The biggest difference this year is how Steven, a sophomore at Quincy High School, adjusts to driving a rear-wheel drive vehicle. Steven's hornet the last two years, like most four-cylinder cars, was front-wheel drive. Those vehicles push up the track, making them difficult to turn.
"You jump in a modified and it's quite a bit different," Steven said. "As soon as you tap the brake and get into the gas, the rear end just wants to swing around -- totally the opposite of pushing. The rear end wants to swing around on you. You really got to counter steer the other way. In the hornets you never did that.
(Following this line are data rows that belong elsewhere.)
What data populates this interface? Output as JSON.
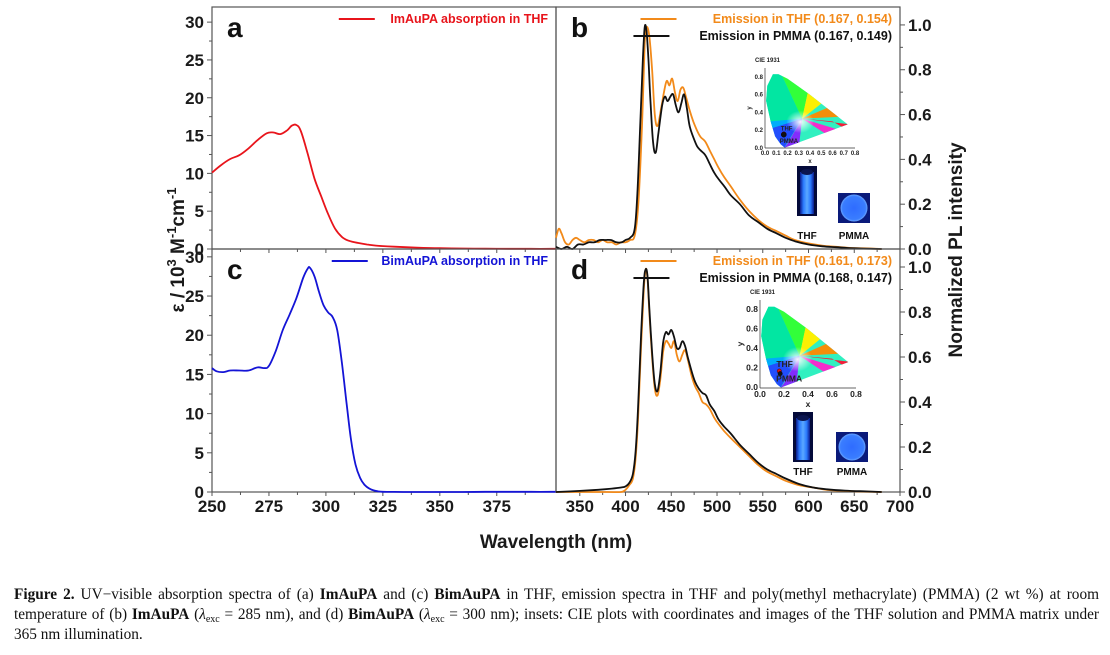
{
  "figure": {
    "caption": {
      "label": "Figure 2.",
      "parts": [
        {
          "t": " UV−visible absorption spectra of (a) ",
          "b": false
        },
        {
          "t": "ImAuPA",
          "b": true
        },
        {
          "t": " and (c) ",
          "b": false
        },
        {
          "t": "BimAuPA",
          "b": true
        },
        {
          "t": " in THF, emission spectra in THF and poly(methyl methacrylate) (PMMA) (2 wt %) at room temperature of (b) ",
          "b": false
        },
        {
          "t": "ImAuPA",
          "b": true
        },
        {
          "t": " (",
          "b": false
        },
        {
          "t": "LAMBDA285",
          "b": false
        },
        {
          "t": "), and (d) ",
          "b": false
        },
        {
          "t": "BimAuPA",
          "b": true
        },
        {
          "t": " (",
          "b": false
        },
        {
          "t": "LAMBDA300",
          "b": false
        },
        {
          "t": "); insets: CIE plots with coordinates and images of the THF solution and PMMA matrix under 365 nm illumination.",
          "b": false
        }
      ],
      "lambda_symbol": "λ",
      "lambda_sub": "exc",
      "lambda_values": {
        "LAMBDA285": " = 285 nm",
        "LAMBDA300": " = 300 nm"
      }
    },
    "shared_xlabel": "Wavelength (nm)",
    "left_ylabel": "ε / 10³ M⁻¹cm⁻¹",
    "left_ylabel_parts": {
      "eps": "ε / 10",
      "sup1": "3",
      "m": " M",
      "sup2": "-1",
      "cm": "cm",
      "sup3": "-1"
    },
    "right_ylabel": "Normalized PL intensity",
    "colors": {
      "absorption_a": "#e8141b",
      "absorption_c": "#1414d6",
      "thf": "#f28a1a",
      "pmma": "#111111",
      "axis": "#555555"
    }
  },
  "chart_data": [
    {
      "panel": "a",
      "type": "line",
      "title": "",
      "xlabel": "Wavelength (nm)",
      "ylabel": "ε / 10³ M⁻¹cm⁻¹",
      "xlim": [
        250,
        401
      ],
      "ylim": [
        0,
        32
      ],
      "xticks": [
        250,
        275,
        300,
        325,
        350,
        375
      ],
      "yticks": [
        0,
        5,
        10,
        15,
        20,
        25,
        30
      ],
      "legend_position": "top-right",
      "series": [
        {
          "name": "ImAuPA absorption in THF",
          "color": "#e8141b",
          "x": [
            250,
            254,
            258,
            262,
            266,
            270,
            274,
            277,
            280,
            283,
            285,
            287,
            289,
            292,
            295,
            298,
            301,
            304,
            307,
            310,
            314,
            318,
            322,
            330,
            340,
            350,
            360,
            370,
            380,
            390,
            401
          ],
          "y": [
            10.1,
            11.1,
            11.9,
            12.4,
            13.3,
            14.4,
            15.3,
            15.4,
            15.2,
            15.7,
            16.3,
            16.4,
            15.6,
            12.6,
            9.3,
            6.9,
            4.6,
            2.7,
            1.6,
            1.1,
            0.8,
            0.6,
            0.45,
            0.3,
            0.18,
            0.1,
            0.06,
            0.04,
            0.03,
            0.02,
            0.02
          ]
        }
      ]
    },
    {
      "panel": "b",
      "type": "line",
      "xlabel": "Wavelength (nm)",
      "ylabel": "Normalized PL intensity",
      "xlim": [
        324,
        700
      ],
      "ylim": [
        0,
        1.08
      ],
      "xticks": [
        350,
        400,
        450,
        500,
        550,
        600,
        650,
        700
      ],
      "yticks": [
        0.0,
        0.2,
        0.4,
        0.6,
        0.8,
        1.0
      ],
      "legend_position": "top-right",
      "series": [
        {
          "name": "Emission in THF (0.167, 0.154)",
          "color": "#f28a1a",
          "x": [
            324,
            327,
            330,
            334,
            338,
            342,
            346,
            350,
            355,
            360,
            365,
            370,
            375,
            380,
            385,
            390,
            395,
            400,
            405,
            410,
            414,
            418,
            421,
            423,
            426,
            429,
            432,
            435,
            439,
            442,
            445,
            448,
            451,
            454,
            457,
            460,
            463,
            466,
            470,
            474,
            478,
            482,
            487,
            492,
            497,
            502,
            508,
            515,
            525,
            535,
            545,
            555,
            565,
            575,
            585,
            600,
            615,
            630,
            645,
            660,
            680
          ],
          "y": [
            0.05,
            0.09,
            0.07,
            0.03,
            0.02,
            0.04,
            0.05,
            0.04,
            0.03,
            0.04,
            0.04,
            0.03,
            0.04,
            0.03,
            0.03,
            0.02,
            0.03,
            0.03,
            0.04,
            0.06,
            0.2,
            0.55,
            0.92,
            0.99,
            0.95,
            0.8,
            0.6,
            0.55,
            0.63,
            0.7,
            0.75,
            0.73,
            0.76,
            0.7,
            0.66,
            0.71,
            0.72,
            0.68,
            0.62,
            0.57,
            0.53,
            0.5,
            0.48,
            0.44,
            0.4,
            0.36,
            0.32,
            0.28,
            0.22,
            0.17,
            0.13,
            0.1,
            0.08,
            0.06,
            0.04,
            0.025,
            0.015,
            0.01,
            0.005,
            0.003,
            0.0
          ]
        },
        {
          "name": "Emission in PMMA (0.167, 0.149)",
          "color": "#111111",
          "x": [
            324,
            330,
            336,
            342,
            348,
            354,
            360,
            366,
            372,
            378,
            384,
            390,
            396,
            400,
            405,
            410,
            413,
            416,
            419,
            421,
            423,
            425,
            427,
            430,
            433,
            436,
            440,
            443,
            446,
            449,
            452,
            455,
            458,
            461,
            464,
            467,
            470,
            474,
            478,
            482,
            487,
            492,
            497,
            502,
            508,
            515,
            525,
            535,
            545,
            555,
            565,
            575,
            585,
            600,
            615,
            630,
            645,
            660,
            680
          ],
          "y": [
            0.01,
            0.0,
            0.01,
            0.0,
            0.02,
            0.02,
            0.03,
            0.03,
            0.04,
            0.04,
            0.04,
            0.03,
            0.03,
            0.04,
            0.05,
            0.09,
            0.25,
            0.55,
            0.85,
            0.99,
            0.97,
            0.85,
            0.68,
            0.48,
            0.43,
            0.52,
            0.64,
            0.68,
            0.66,
            0.68,
            0.69,
            0.64,
            0.61,
            0.65,
            0.69,
            0.63,
            0.55,
            0.5,
            0.46,
            0.44,
            0.42,
            0.38,
            0.34,
            0.31,
            0.28,
            0.24,
            0.2,
            0.15,
            0.12,
            0.09,
            0.07,
            0.05,
            0.035,
            0.02,
            0.012,
            0.008,
            0.004,
            0.002,
            0.0
          ]
        }
      ],
      "inset": {
        "title": "CIE 1931",
        "xlabel": "x",
        "ylabel": "y",
        "xticks": [
          "0.0",
          "0.1",
          "0.2",
          "0.3",
          "0.4",
          "0.5",
          "0.6",
          "0.7",
          "0.8"
        ],
        "yticks": [
          "0.0",
          "0.2",
          "0.4",
          "0.6",
          "0.8"
        ],
        "points": [
          {
            "label": "THF",
            "x": 0.167,
            "y": 0.154,
            "color": "#e01010"
          },
          {
            "label": "PMMA",
            "x": 0.167,
            "y": 0.149,
            "color": "#111111"
          }
        ],
        "photo_labels": [
          "THF",
          "PMMA"
        ]
      }
    },
    {
      "panel": "c",
      "type": "line",
      "xlabel": "Wavelength (nm)",
      "ylabel": "ε / 10³ M⁻¹cm⁻¹",
      "xlim": [
        250,
        401
      ],
      "ylim": [
        0,
        31
      ],
      "xticks": [
        250,
        275,
        300,
        325,
        350,
        375
      ],
      "yticks": [
        0,
        5,
        10,
        15,
        20,
        25,
        30
      ],
      "legend_position": "top-right",
      "series": [
        {
          "name": "BimAuPA absorption in THF",
          "color": "#1414d6",
          "x": [
            250,
            252,
            255,
            258,
            262,
            266,
            270,
            273,
            275,
            278,
            281,
            284,
            287,
            290,
            292,
            293,
            295,
            297,
            299,
            301,
            303,
            305,
            307,
            309,
            311,
            313,
            315,
            317,
            319,
            321,
            323,
            325,
            330,
            340,
            350,
            360,
            370,
            380,
            390,
            401
          ],
          "y": [
            15.8,
            15.4,
            15.3,
            15.5,
            15.5,
            15.5,
            15.9,
            15.8,
            16.1,
            18.0,
            20.6,
            22.6,
            24.7,
            27.3,
            28.5,
            28.6,
            27.5,
            25.5,
            23.8,
            22.9,
            22.3,
            20.6,
            16.5,
            11.5,
            6.7,
            3.5,
            1.8,
            0.9,
            0.45,
            0.2,
            0.08,
            0.03,
            0.01,
            0.0,
            0.0,
            0.0,
            0.02,
            0.03,
            0.02,
            0.02
          ]
        }
      ]
    },
    {
      "panel": "d",
      "type": "line",
      "xlabel": "Wavelength (nm)",
      "ylabel": "Normalized PL intensity",
      "xlim": [
        324,
        700
      ],
      "ylim": [
        0,
        1.08
      ],
      "xticks": [
        350,
        400,
        450,
        500,
        550,
        600,
        650,
        700
      ],
      "yticks": [
        0.0,
        0.2,
        0.4,
        0.6,
        0.8,
        1.0
      ],
      "legend_position": "top-right",
      "series": [
        {
          "name": "Emission in THF (0.161, 0.173)",
          "color": "#f28a1a",
          "x": [
            324,
            350,
            380,
            395,
            400,
            404,
            408,
            411,
            414,
            417,
            420,
            422,
            424,
            426,
            429,
            432,
            435,
            438,
            441,
            444,
            447,
            450,
            453,
            456,
            459,
            462,
            465,
            468,
            472,
            476,
            480,
            484,
            488,
            492,
            497,
            502,
            508,
            515,
            525,
            535,
            545,
            555,
            565,
            575,
            590,
            605,
            620,
            640,
            660,
            680
          ],
          "y": [
            0.0,
            0.0,
            0.0,
            0.0,
            0.01,
            0.03,
            0.06,
            0.15,
            0.35,
            0.65,
            0.9,
            0.99,
            0.95,
            0.8,
            0.6,
            0.46,
            0.43,
            0.5,
            0.62,
            0.67,
            0.66,
            0.64,
            0.67,
            0.61,
            0.58,
            0.61,
            0.63,
            0.59,
            0.52,
            0.47,
            0.44,
            0.4,
            0.39,
            0.37,
            0.33,
            0.3,
            0.27,
            0.24,
            0.2,
            0.16,
            0.12,
            0.09,
            0.07,
            0.05,
            0.03,
            0.02,
            0.01,
            0.005,
            0.002,
            0.0
          ]
        },
        {
          "name": "Emission in PMMA (0.168, 0.147)",
          "color": "#111111",
          "x": [
            324,
            350,
            370,
            385,
            395,
            400,
            404,
            408,
            411,
            414,
            417,
            420,
            422,
            424,
            426,
            429,
            432,
            435,
            438,
            441,
            444,
            447,
            450,
            453,
            456,
            459,
            462,
            465,
            468,
            472,
            476,
            480,
            484,
            488,
            492,
            497,
            502,
            508,
            515,
            525,
            535,
            545,
            555,
            565,
            575,
            590,
            605,
            620,
            640,
            660,
            680
          ],
          "y": [
            0.0,
            0.005,
            0.01,
            0.015,
            0.02,
            0.025,
            0.04,
            0.08,
            0.18,
            0.4,
            0.7,
            0.93,
            0.99,
            0.96,
            0.82,
            0.62,
            0.48,
            0.45,
            0.53,
            0.66,
            0.71,
            0.7,
            0.72,
            0.69,
            0.64,
            0.64,
            0.67,
            0.65,
            0.6,
            0.54,
            0.49,
            0.46,
            0.44,
            0.43,
            0.39,
            0.36,
            0.32,
            0.29,
            0.26,
            0.21,
            0.17,
            0.13,
            0.1,
            0.08,
            0.06,
            0.035,
            0.02,
            0.012,
            0.006,
            0.003,
            0.0
          ]
        }
      ],
      "inset": {
        "title": "CIE 1931",
        "xlabel": "x",
        "ylabel": "y",
        "xticks": [
          "0.0",
          "0.2",
          "0.4",
          "0.6",
          "0.8"
        ],
        "yticks": [
          "0.0",
          "0.2",
          "0.4",
          "0.6",
          "0.8"
        ],
        "points": [
          {
            "label": "THF",
            "x": 0.161,
            "y": 0.173,
            "color": "#e01010"
          },
          {
            "label": "PMMA",
            "x": 0.168,
            "y": 0.147,
            "color": "#111111"
          }
        ],
        "photo_labels": [
          "THF",
          "PMMA"
        ]
      }
    }
  ]
}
You were just turning left the whole time."
Besides the different steering habits, everything else is pretty much the same with the No. 35 car this season -- even with a different DeLonjay manning the modified.
"The only difference is when we go to the track, I'm the one out on the track and he's the one on top of the truck watching," Steven said.
"... Both of us are out there every night working on the car, just like normal -- just like it always was."
It should also come as no surprise that their driving styles are eerily similar, since Hank has been tutoring Steven since he started. Hank could only think of one major difference between the two.
"Steven is very level-headed," Hank said. "I'm kind of a hothead and I can blow up and lose my head out on the racetrack. (Steven's) totally the opposite of me when he can keep his head out there. ... I definitely see a big advantage there."
Hank is hoping Steven can concentrate on his own driving, rather than worrying about what the other cars on the track are doing in his rookie season in the modified class.
"I'm trying to stress to him to go out and race the track -- think of them cars as all of them are the same," Hank said. "... Do what I've been telling you to do and not think of racing individuals - just race the race track. If he can keep that in his head, he'll do all right."